The following is mostly derived from briefing papers published by the House of Commons Library.

The CPI and RPI are both consumer price indices and the calculation of each uses much of the same basic price data. There are, however, some major differences:

  1. The CPI excludes some goods and services included in the RPI. Vehicle licence and TV licence duty are excluded but more importantly some housing costs, including mortgage interest payments, household insurance and council tax (but not utility bills and rents), are excluded from the CPI and account for much of the difference between the indices.
  2. The CPI includes some costs that are not in the RPI, such as charges for financial services, foreign exchange commission for tourists changing their own currency into sterling, foreign students’ university tuition fees, and university accommodation fees.
  3. The CPI covers a broader population than the RPI, which excludes high-income households and low-income pensioners.
  4. The mathematical formulae used to calculate the indices differ.

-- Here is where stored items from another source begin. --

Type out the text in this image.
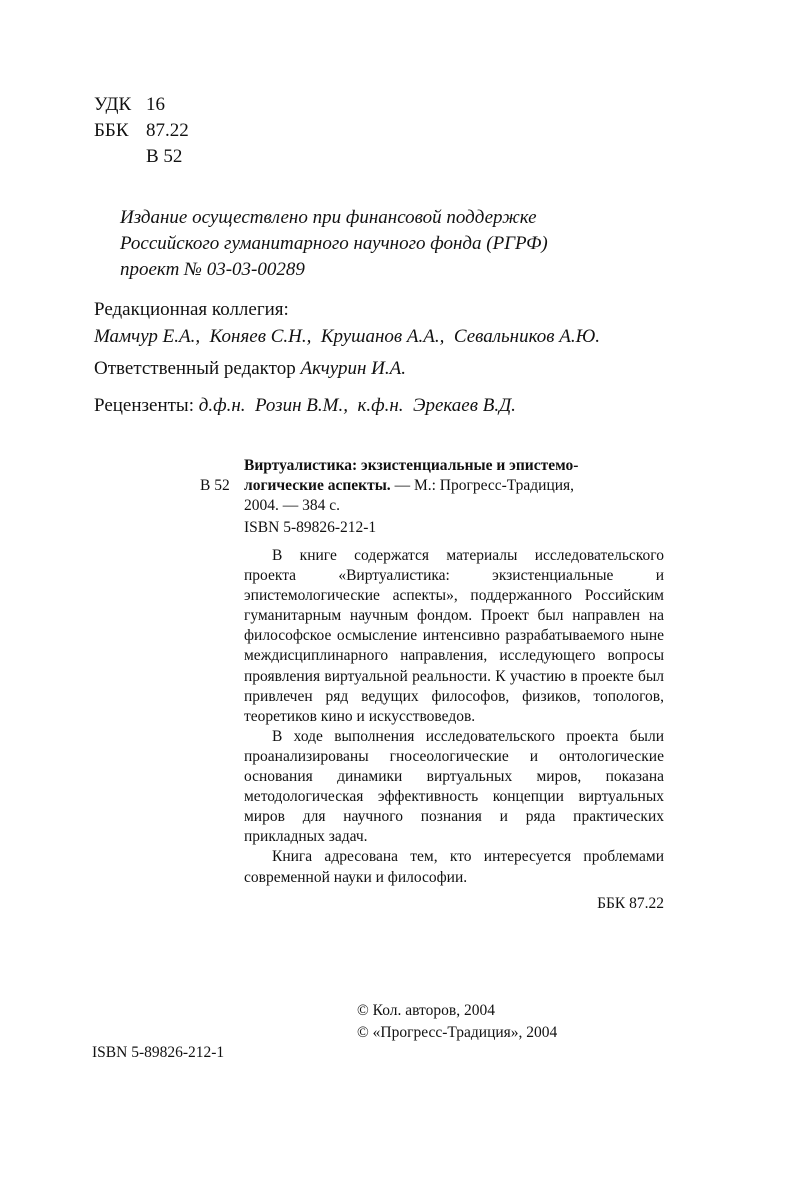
УДК 16
ББК 87.22
В 52
Издание осуществлено при финансовой поддержке
Российского гуманитарного научного фонда (РГРФ)
проект № 03-03-00289
Редакционная коллегия:
Мамчур Е.А.,  Коняев С.Н.,  Крушанов А.А.,  Севальников А.Ю.
Ответственный редактор Акчурин И.А.
Рецензенты: д.ф.н.  Розин В.М.,  к.ф.н.  Эрекаев В.Д.
В 52
Виртуалистика: экзистенциальные и эпистемо-
логические аспекты. — М.: Прогресс-Традиция,
2004. — 384 с.
ISBN 5-89826-212-1

В книге содержатся материалы исследовательского проекта «Виртуалистика: экзистенциальные и эпистемологические аспекты», поддержанного Российским гуманитарным научным фондом. Проект был направлен на философское осмысление интенсивно разрабатываемого ныне междисциплинарного направления, исследующего вопросы проявления виртуальной реальности. К участию в проекте был привлечен ряд ведущих философов, физиков, топологов, теоретиков кино и искусствоведов.

В ходе выполнения исследовательского проекта были проанализированы гносеологические и онтологические основания динамики виртуальных миров, показана методологическая эффективность концепции виртуальных миров для научного познания и ряда практических прикладных задач.

Книга адресована тем, кто интересуется проблемами современной науки и философии.

ББК 87.22
© Кол. авторов, 2004
© «Прогресс-Традиция», 2004
ISBN 5-89826-212-1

For a given set of data, the method used for the CPI (geometric means) will show smaller changes than that used for the RPI (arithmetic means).

The Institute for Fiscal Studies explains that changes in the CPI tend to be lower than the RPI both because it excludes most housing costs and because it is calculated differently.

Also see the Office for National Statistics "Differences between the RPI and CPI Measures of Inflation".

Trends in the RPI and CPI

Data from Timetric.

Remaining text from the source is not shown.